The division of labor in AI systems

#ai #devtools #opinion

When building AI systems that handle multiple kinds of tasks, do you let different agents exist side by side — each owning its own domain — or do you funnel everything through a single entrypoint that routes to the right agent? At work, this design question has come up multiple times already.

Some of my colleagues and I presented our first agent POCs to the team last week. That question is now more urgent.

I’m increasingly convinced a single entrypoint routing to specialists is the better starting point, because the pattern itself is intuitive: a coordinator handles synthesis and judgment; each task goes to a specialist that is sufficient for the job and cheaper than the coordinator. In a well-run office team, the coordinator handles the routing so specialists can focus. AI agents have different constraints, but the structural logic is the same: routing and deep domain work are different reasoning modes, and mixing them in a single agent has a cost.

The coordinator sits at the top, receives any request, and routes it to the right specialist before synthesising the response.

The alternative

If each agent owns a clear domain — code, research, documentation — you pick the right one and off you go. The routing is done by the user, not the system.

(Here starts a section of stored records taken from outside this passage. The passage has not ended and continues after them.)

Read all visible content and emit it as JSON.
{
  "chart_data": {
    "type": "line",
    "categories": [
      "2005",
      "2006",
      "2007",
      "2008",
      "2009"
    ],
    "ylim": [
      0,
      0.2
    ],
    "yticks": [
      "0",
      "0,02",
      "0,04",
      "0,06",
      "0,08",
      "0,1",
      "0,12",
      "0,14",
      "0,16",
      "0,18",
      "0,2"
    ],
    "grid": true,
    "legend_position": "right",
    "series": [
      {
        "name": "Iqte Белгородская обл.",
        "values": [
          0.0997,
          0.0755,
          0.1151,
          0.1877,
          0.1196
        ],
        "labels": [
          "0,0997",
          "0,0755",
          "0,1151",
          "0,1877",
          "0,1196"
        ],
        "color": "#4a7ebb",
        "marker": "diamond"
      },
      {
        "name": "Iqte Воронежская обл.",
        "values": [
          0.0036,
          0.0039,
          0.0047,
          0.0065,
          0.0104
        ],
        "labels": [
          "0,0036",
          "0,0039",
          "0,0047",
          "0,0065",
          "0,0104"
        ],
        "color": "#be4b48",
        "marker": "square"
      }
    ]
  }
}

But what if the user has a request like “summarise the Q2 report and flag anything that looks wrong”? This is a retrieval task and a reasoning task at the same time. A side-by-side system would require you to split it upfront. The coordinator system handles the split for you.

What the coordinator enables

When the coordinator is responsible for understanding the request, the system can handle tasks that don’t fit neatly into one domain. Specialisation works on two levels. Domain — the problem space the specialist operates in, like code review or document retrieval. And thinking level — how deeply the specialist needs to reason. These aren’t the same thing. A simple script review and a complex distributed systems codebase are both code review, but they don’t call for the same reasoning depth. The coordinator doesn’t just pick the right domain specialist; it also has to estimate how much thinking the task requires.

What the research says

Google Research, Google DeepMind, and MIT published a large study on this in late 2025. In Towards a Science of Scaling Agent Systems, they tested five architectures across four benchmarks and measured error amplification — how much a mistake in one agent’s output cascades through the rest of the system. Independent architectures (no inter-agent communication) amplified errors 17.2× over the single-agent baseline. Centralized coordination contained that to 4.4× through a validation bottleneck. Decentralized and Hybrid fell between them at 7.8× and 5.1× respectively.

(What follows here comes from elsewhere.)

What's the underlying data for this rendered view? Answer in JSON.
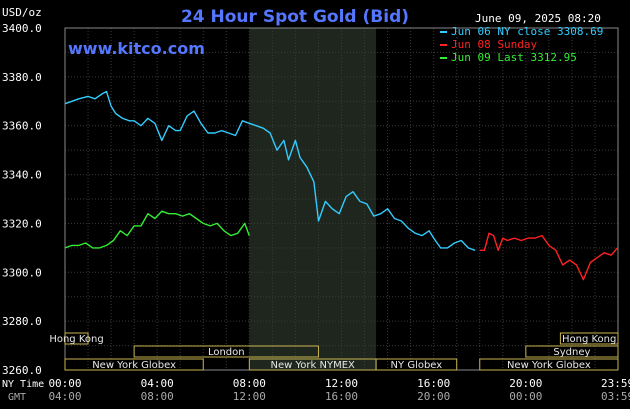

The picture isn’t one-directional: performance ranged from +80.9% on decomposable financial reasoning to −70% on sequential planning, depending on task structure. The coordinator-specialists pattern I’m describing isn’t universally better, but it’s better for the kind of work I’m thinking about. Trying this in practice will tell me where the boundaries actually are.

Where this leaves me

In my own research I have found that frameworks like LangGraph and AutoGen model this topology explicitly — a coordinator routing to specialists, with data passed between them. Both are on my list to dig into.

The design question is still open, but I am leaning towards the coordinator-specialists pattern. I’ll find out more once I start building.